I did have a couple of issues with the script. Arnold needed to spend more time on the believability of the “perfect ending” productions. A Hollywood movie takes 1000 people to create. Yet Peter and two assistants are able to put together incredibly complex realistic three-dimensional real-time movies for the clients. It wasn’t as lazy as that Neil Blomkamp movie that just came out (you lay down on a bed and somehow because there’s a wire nearby you’re magically in a simulation). But since that’s the heart of the concept, it needed to be more believable.
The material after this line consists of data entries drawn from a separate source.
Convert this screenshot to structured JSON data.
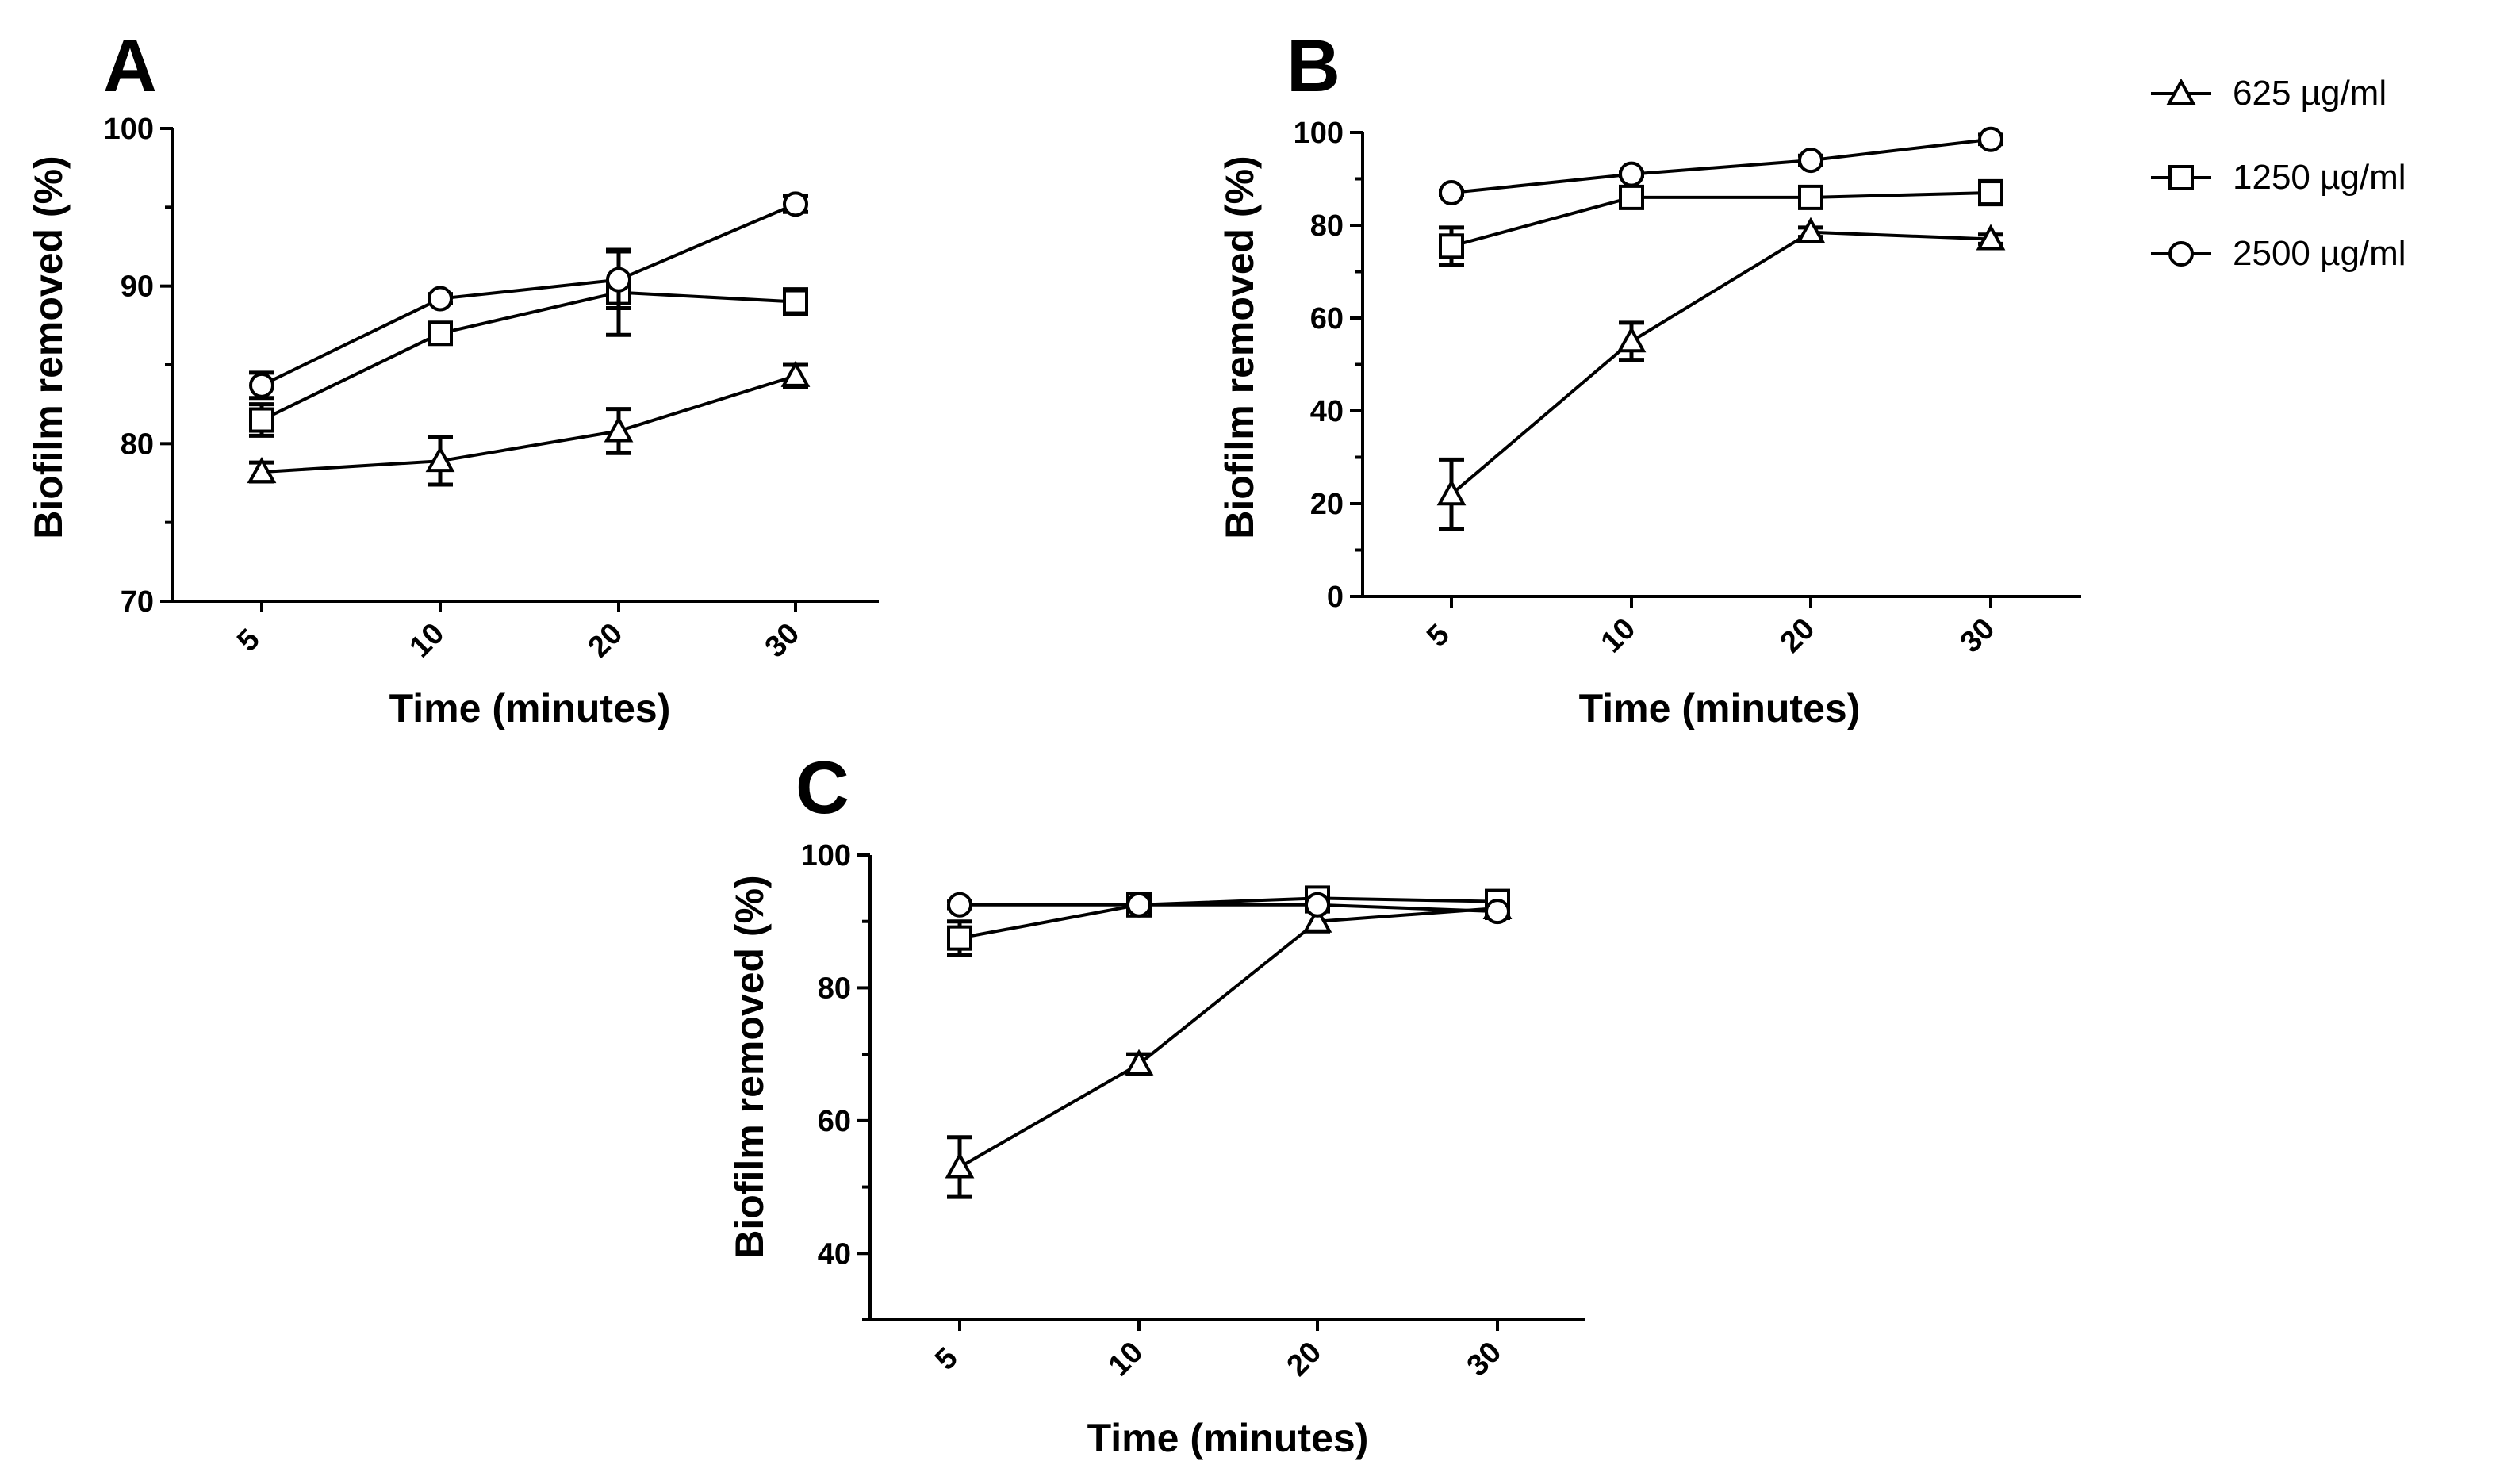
{
  "legend": {
    "entries": [
      {
        "label": "625 µg/ml",
        "marker": "triangle"
      },
      {
        "label": "1250 µg/ml",
        "marker": "square"
      },
      {
        "label": "2500 µg/ml",
        "marker": "circle"
      }
    ]
  },
  "chart_data": [
    {
      "panel": "A",
      "type": "line",
      "title": "",
      "xlabel": "Time (minutes)",
      "ylabel": "Biofilm removed (%)",
      "categories": [
        "5",
        "10",
        "20",
        "30"
      ],
      "ylim": [
        70,
        100
      ],
      "yticks": [
        "70",
        "80",
        "90",
        "100"
      ],
      "series": [
        {
          "name": "625 µg/ml",
          "marker": "triangle",
          "values": [
            78.2,
            78.9,
            80.8,
            84.3
          ],
          "errors": [
            0.6,
            1.5,
            1.4,
            0.7
          ]
        },
        {
          "name": "1250 µg/ml",
          "marker": "square",
          "values": [
            81.5,
            87.0,
            89.6,
            89.0
          ],
          "errors": [
            1.0,
            0.6,
            2.7,
            0.8
          ]
        },
        {
          "name": "2500 µg/ml",
          "marker": "circle",
          "values": [
            83.7,
            89.2,
            90.4,
            95.2
          ],
          "errors": [
            0.8,
            0.3,
            1.8,
            0.5
          ]
        }
      ]
    },
    {
      "panel": "B",
      "type": "line",
      "title": "",
      "xlabel": "Time (minutes)",
      "ylabel": "Biofilm removed (%)",
      "categories": [
        "5",
        "10",
        "20",
        "30"
      ],
      "ylim": [
        0,
        100
      ],
      "yticks": [
        "0",
        "20",
        "40",
        "60",
        "80",
        "100"
      ],
      "series": [
        {
          "name": "625 µg/ml",
          "marker": "triangle",
          "values": [
            22.0,
            55.0,
            78.5,
            77.0
          ],
          "errors": [
            7.5,
            4.0,
            1.0,
            1.0
          ]
        },
        {
          "name": "1250 µg/ml",
          "marker": "square",
          "values": [
            75.5,
            86.0,
            86.0,
            87.0
          ],
          "errors": [
            4.0,
            1.5,
            1.5,
            2.5
          ]
        },
        {
          "name": "2500 µg/ml",
          "marker": "circle",
          "values": [
            87.0,
            91.0,
            94.0,
            98.5
          ],
          "errors": [
            0.5,
            0.5,
            1.0,
            1.0
          ]
        }
      ]
    },
    {
      "panel": "C",
      "type": "line",
      "title": "",
      "xlabel": "Time (minutes)",
      "ylabel": "Biofilm removed (%)",
      "categories": [
        "5",
        "10",
        "20",
        "30"
      ],
      "ylim": [
        30,
        100
      ],
      "yticks": [
        "40",
        "60",
        "80",
        "100"
      ],
      "series": [
        {
          "name": "625 µg/ml",
          "marker": "triangle",
          "values": [
            53.0,
            68.5,
            90.0,
            92.0
          ],
          "errors": [
            4.5,
            1.5,
            1.5,
            1.0
          ]
        },
        {
          "name": "1250 µg/ml",
          "marker": "square",
          "values": [
            87.5,
            92.5,
            93.5,
            93.0
          ],
          "errors": [
            2.5,
            0.8,
            0.5,
            0.8
          ]
        },
        {
          "name": "2500 µg/ml",
          "marker": "circle",
          "values": [
            92.5,
            92.5,
            92.5,
            91.5
          ],
          "errors": [
            0.5,
            0.5,
            0.5,
            1.0
          ]
        }
      ]
    }
  ]
}
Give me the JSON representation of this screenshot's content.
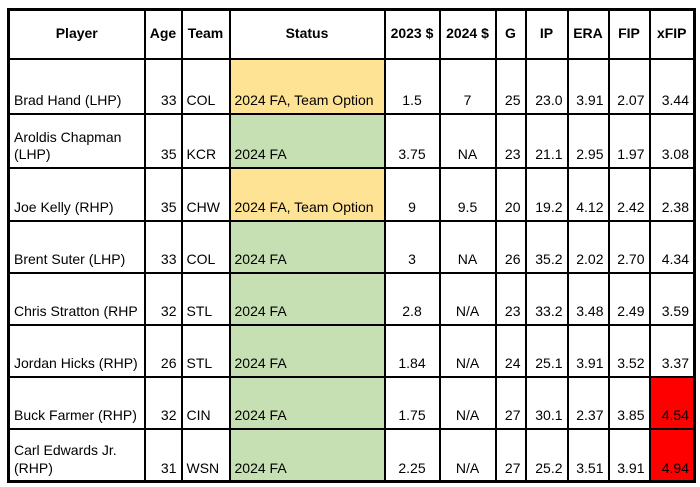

I also thought Arnold overcomplicated Peter’s character journey. I never quite understood what was going on with him. Sometimes it was that he got too close to his clients. But then, also, he hadn’t gotten over his traumatic childhood event. And maybe he was considering suicide but maybe not. Also, he was a workaholic and needed to quit and do something he loved to do even though he supposedly loved this job. It was confusing.

Despite that, the bones of the script are so solid and you get so attached to these dying characters, that, emotionally, this is a home run. It really hits you hard at the end so I definitely recommend it.

[ ] What the hell did I just read?
[ ] wasn’t for me
[ ] worth the read
[x] impressive
[ ] genius

What I learned: I think what I learned here is that sci-fi dramas don’t work. But drama sci-fis do. What I mean by that is if we expect sci-fi and you give us a bunch of crying and melodramatic scenes, we’re going to be disappointed. But if your story is essentially a drama with sci-fi aspects used minimally to support the drama, that can work. But the marketing needs to be on point. You have to be clear that it’s a drama first. Cause I’m telling you – there’s nothing worse than when you’re excitedly expecting one thing in a script and you get something different. It’s the worst.